On what the firm seeks as potential targets, Ackman said that he looks for mature unicorns that are either privately sponsored by equity or family-controlled.
He has previously been successful at shaking up the failed management at Target and made major changes in JC Penny. His first famous deal included succeeding at pressuring Wendy’s to spin off its Tim Hortons brand in 2004. He has since invested in Starbucks and also sponsored $4 billion for the largest-ever SPAC.
While he had hit edgy times after losing $3 billion on Valeant but gaining $1 billion on Allergan after trying to merge them both in 2014, Ackman has also picked up and sold the debt on the real estate project Stuyvesant Town in New York.
4. Philip Goldstein
Net Worth: $26.6 million
Firm: BullDog Investors
Acclaimed for its activist investment campaigns focused on closed-end mutual funds, Philip Goldstein’s hedge fund BullDog Investors uses a value-driven investment strategy. Goldstein was formerly a civil engineer before he began investing in his late 40s.
Dean Witter associate Steven Samuels introduced Goldstein to potential clients in 1989 and 3 years later, with $700,000 they both established BullDog Investors. By 1996, Goldstein and his partners at the firm began focussing on liquidity situations such as asset sales to utilize the activist approach. In the increasingly crowded universe of over 5000 Mutual Funds, ETFs and closed-end funds, Goldstein’s management of the Special Opportunities Fund [NYSE: SPE] is revered to be an approach which demonstrates value to shareholders, as per Forbes.
In this value-centric strategy, Goldstein invests in funds if the market value and its net asset value (NAV) are indicative of a significant gap. He buys shares of a fund when it is trading at a discount and amasses the support of shareholders. He then liquidates the funds’ assets or converts the fund to an open-ended one, returning them to shareholders.

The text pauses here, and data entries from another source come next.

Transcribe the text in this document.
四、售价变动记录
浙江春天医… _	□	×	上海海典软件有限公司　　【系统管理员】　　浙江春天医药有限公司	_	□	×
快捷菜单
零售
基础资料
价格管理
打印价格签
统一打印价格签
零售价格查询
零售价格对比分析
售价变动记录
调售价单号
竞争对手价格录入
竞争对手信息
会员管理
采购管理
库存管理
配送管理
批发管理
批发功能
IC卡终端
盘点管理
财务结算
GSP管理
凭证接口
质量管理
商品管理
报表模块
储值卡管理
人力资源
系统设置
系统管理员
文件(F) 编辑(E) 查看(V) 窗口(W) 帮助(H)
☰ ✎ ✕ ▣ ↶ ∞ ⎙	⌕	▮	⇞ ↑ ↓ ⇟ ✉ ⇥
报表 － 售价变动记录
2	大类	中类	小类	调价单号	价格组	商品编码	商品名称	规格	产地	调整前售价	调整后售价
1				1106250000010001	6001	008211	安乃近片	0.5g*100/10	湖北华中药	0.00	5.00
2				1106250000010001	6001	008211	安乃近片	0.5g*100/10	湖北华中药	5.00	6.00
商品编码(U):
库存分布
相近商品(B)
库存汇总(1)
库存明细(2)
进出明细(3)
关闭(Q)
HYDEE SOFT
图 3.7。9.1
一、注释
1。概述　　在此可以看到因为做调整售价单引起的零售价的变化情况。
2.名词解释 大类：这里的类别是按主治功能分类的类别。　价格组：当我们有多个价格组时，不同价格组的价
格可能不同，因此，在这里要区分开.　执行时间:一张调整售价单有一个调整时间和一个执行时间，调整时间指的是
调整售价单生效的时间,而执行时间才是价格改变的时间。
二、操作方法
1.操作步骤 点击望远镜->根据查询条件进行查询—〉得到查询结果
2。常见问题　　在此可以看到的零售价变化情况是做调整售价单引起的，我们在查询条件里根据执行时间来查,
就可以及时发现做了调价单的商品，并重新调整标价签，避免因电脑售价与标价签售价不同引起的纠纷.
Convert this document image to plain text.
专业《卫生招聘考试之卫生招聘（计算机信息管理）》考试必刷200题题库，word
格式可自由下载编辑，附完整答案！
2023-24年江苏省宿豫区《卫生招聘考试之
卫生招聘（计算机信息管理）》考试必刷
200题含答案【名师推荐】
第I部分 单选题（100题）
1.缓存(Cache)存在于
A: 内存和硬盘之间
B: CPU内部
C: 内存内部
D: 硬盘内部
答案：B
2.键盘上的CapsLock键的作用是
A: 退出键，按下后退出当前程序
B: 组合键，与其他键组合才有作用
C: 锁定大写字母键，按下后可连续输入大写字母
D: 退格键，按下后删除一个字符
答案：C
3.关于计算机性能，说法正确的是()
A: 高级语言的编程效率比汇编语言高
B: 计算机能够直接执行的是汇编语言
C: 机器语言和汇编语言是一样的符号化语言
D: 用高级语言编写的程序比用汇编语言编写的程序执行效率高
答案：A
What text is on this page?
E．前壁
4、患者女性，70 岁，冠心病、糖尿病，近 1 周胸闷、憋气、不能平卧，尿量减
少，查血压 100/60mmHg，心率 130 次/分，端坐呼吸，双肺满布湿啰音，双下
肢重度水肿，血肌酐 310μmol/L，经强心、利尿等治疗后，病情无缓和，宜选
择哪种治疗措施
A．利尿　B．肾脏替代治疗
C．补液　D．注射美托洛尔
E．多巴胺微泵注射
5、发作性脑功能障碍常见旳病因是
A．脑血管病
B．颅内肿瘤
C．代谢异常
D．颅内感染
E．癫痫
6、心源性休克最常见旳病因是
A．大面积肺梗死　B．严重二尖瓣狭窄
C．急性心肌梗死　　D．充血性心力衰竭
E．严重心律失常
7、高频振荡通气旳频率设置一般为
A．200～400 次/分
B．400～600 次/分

5. Elliott Management Corporation
Net Worth: $8 billion
Firm Founder: Paul Singer
With $56 billion in AUM, Elliott Management was founded by Paul Singer in New York in 1977 with a prominence on convertible arbitrage. Singer is popular for his combative and high-profile deal making. As one of the largest activist funds in the world, the privately owned hedge sponsor provides services to public equity and fixed-income markets across the globe while also aiding large institutions and high-net-worth families.
Elliott has diversified its techniques by staking investments in large companies such as eBay, Twitter, Softbank, Hyundai, Evergreen Coast Capital, Barnes and Noble and Veritas Capital.
The firm employs a conservative approach with multi-hedge funds and is proliferating due to its target on firms undergoing reorganization, bankruptcy or any sort of corporate restructuring and even in alternative markets of sovereign debt, bonds, warrants, stocks and real estate.